Wednesday, November 12th, 2008
Are You a Skimmer or a Penetrator?
By Chris Koch Marketers have two basic choices for a launch strategy: try to blow the market open overnight or parse your resources and focus on building success gradually. Peter Fader calls these extremes “penetration” and “skim.” Fader, who is a professor of marketing at the Wharton School of the University of Pennsylvania, thinks all new product and service launch campaigns are grounded in one or the other.
ITSMA: Peter, explain the difference between a skim strategy and a penetration strategy.
Peter Fader: When you bring a new product or service to market, you have two basic choices. The first is to go slowly and deliberately and have all the customers line up from most desirous to least desirous and extract as much value as you can out of each one as you go down the line. That’s known as a skim strategy. As the word skim implies, it’s getting the richest, creamiest customers right off the top.
By contrast, a penetration strategy is where you try to blast the market open overnight. You get all the infrastructure in place, flip a switch, and boom, there it is.
Of course, that’s oversimplifying things a bit, but the value of looking at it this way is that you have two extremes. Because they are so diametrically opposite, you can use them as a filter for looking at what you’re doing. If you have a strategy that borrows elements from both extremes, then it’s often untenable because, in general, you either want to be focusing on one customer at a time or everybody all at once.

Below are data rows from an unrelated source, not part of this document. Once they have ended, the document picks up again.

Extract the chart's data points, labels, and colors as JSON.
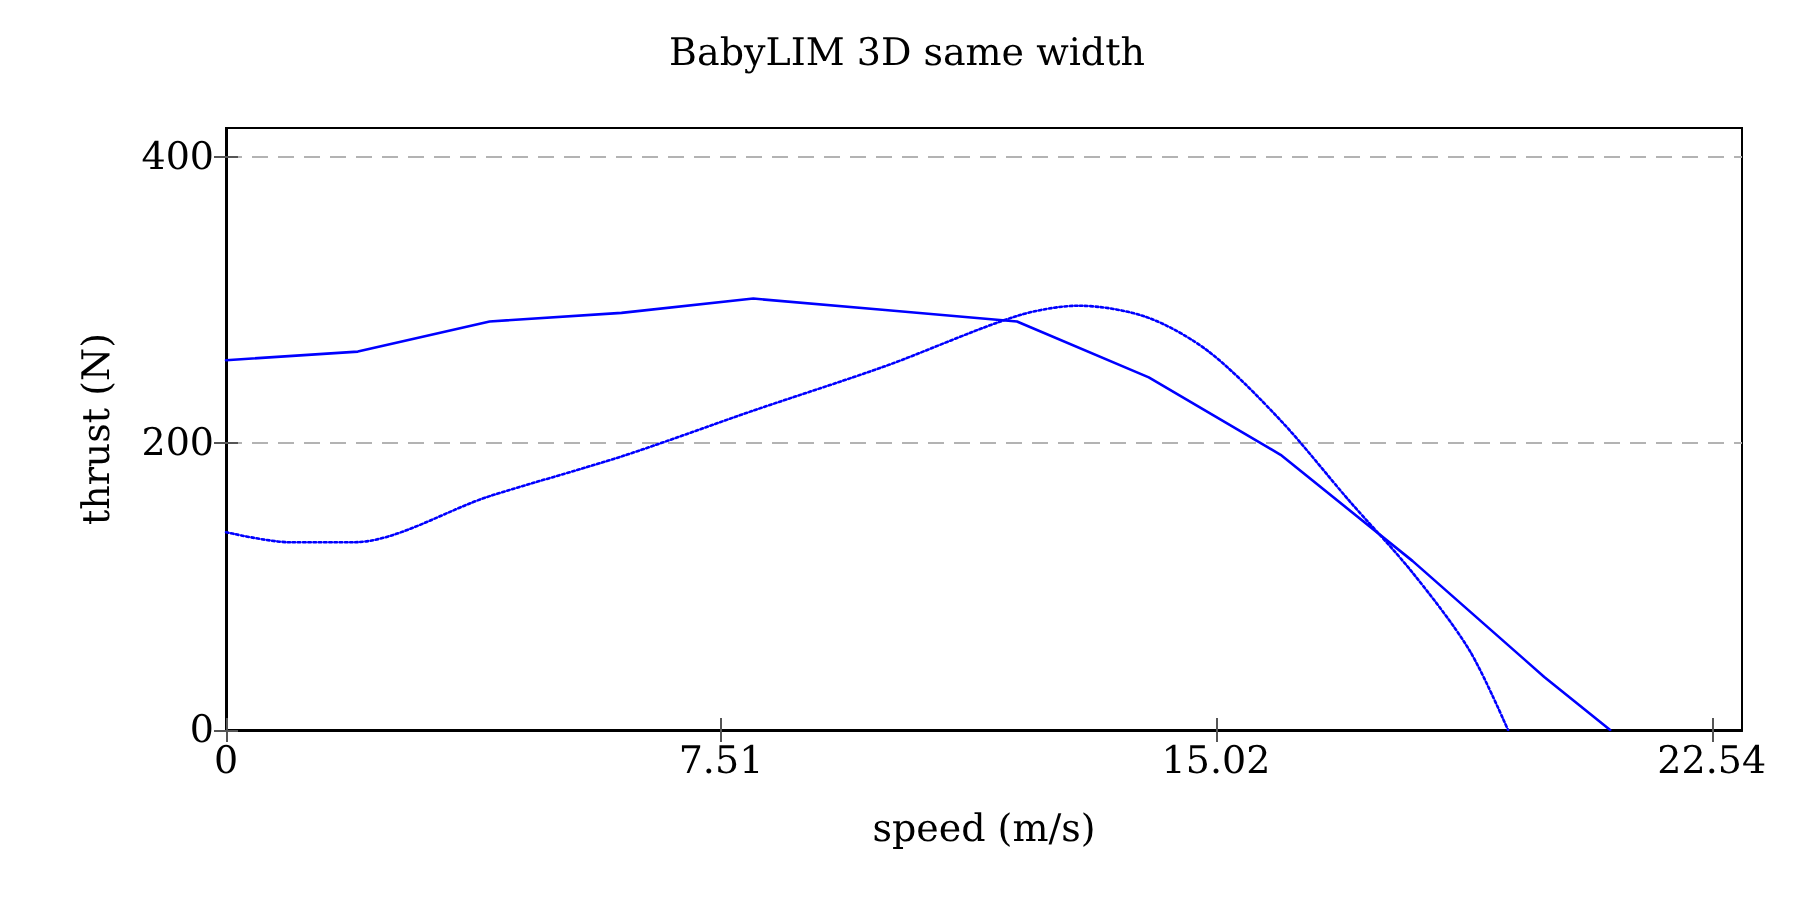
{
  "chart_data": {
    "type": "line",
    "title": "BabyLIM 3D same width",
    "xlabel": "speed (m/s)",
    "ylabel": "thrust (N)",
    "xlim": [
      0,
      23
    ],
    "xticks": [
      0,
      7.51,
      15.02,
      22.54
    ],
    "ylim": [
      0,
      420
    ],
    "yticks": [
      0,
      200,
      400
    ],
    "grid": "y",
    "marker": "none",
    "series": [
      {
        "color": "#0000ff",
        "line_style": "solid",
        "x": [
          0,
          2,
          4,
          6,
          8,
          10,
          12,
          14,
          16,
          18,
          20,
          21
        ],
        "values": [
          258,
          264,
          285,
          291,
          301,
          293,
          285,
          246,
          192,
          118,
          37,
          0
        ]
      },
      {
        "color": "#0000ff",
        "line_style": "dotted",
        "x": [
          0,
          0.96,
          1.94,
          3.99,
          6.01,
          8.01,
          10.01,
          12.01,
          12.94,
          13.97,
          14.91,
          16,
          17.04,
          17.98,
          18.86,
          19.45
        ],
        "values": [
          138,
          131,
          131,
          163,
          191,
          223,
          254,
          289,
          296,
          288,
          264,
          216,
          160,
          111,
          56,
          0
        ]
      }
    ]
  }
}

One of the problems I see with many new product and services launches is that the tactics are a mish-mash and therefore doomed to fail.
ITSMA: But what if some factors fall in the skim range and others fall under the penetration category? What do you do then?
Fader: In many cases, you have factors that push you one way and others that push you in the other direction. In such cases, I think having a clear example of each strategy can help you determine where to place yourself.
I like to use Viagra and Botox as cases because they are classic examples of each strategy. Take Botox. It clearly requires a skim strategy. It’s risky because it’s expensive, needles are involved, and you don’t want to overdo it. It’s made by a relatively small company with relatively limited resources (at least compared to Pfizer) that couldn’t afford to build the entire infrastructure overnight. I always ask people, can you identify the company that makes Botox? No one ever can. It’s interesting that the company [Allergan] just recently started national advertising, and still no one knows who they are.
Meanwhile, Viagra is the exact opposite—low-risk, high-repeat purchasing. You want to blast that market open and get there before everyone else does.
ITSMA: Let’s walk through how a campaign would look for these two different types of strategies in a B2B context.
Fader: Sure. For a skim strategy, it’s very much low key. You have customers who really want this thing and they are going to find it on their own. They are going to come to you. They have this well-identified, unmet need, and they are really looking for a product or service that could help them accomplish that goal.
So you really don’t have to do much. You just put the word out—let’s say at a trade show or something like that—and then they are going to line up outside your door.
Another big factor in a skim strategy is word of mouth. If you are dealing with an audience or market where there are very good social connections among people, all you have to do is whisper to one person, and the word spreads.
So back to Botox. People actually have Botox parties. It’s all word of mouth. There are no Viagra parties—that I’m aware of. So in that case, you have to push the market uptake process along faster as a marketer.
Same thing applies to B2B. There are some products and services where the message will just spread through the market on its own, and others where you need to shout it from the mountaintops.
Penetration is going to tend to have lower price, much more marketing support, and much more extensive distribution channels in place, as well as some distinct product characteristics: slightly less complexity, more compatibility with existing practices, easy to identify the benefits, and so on.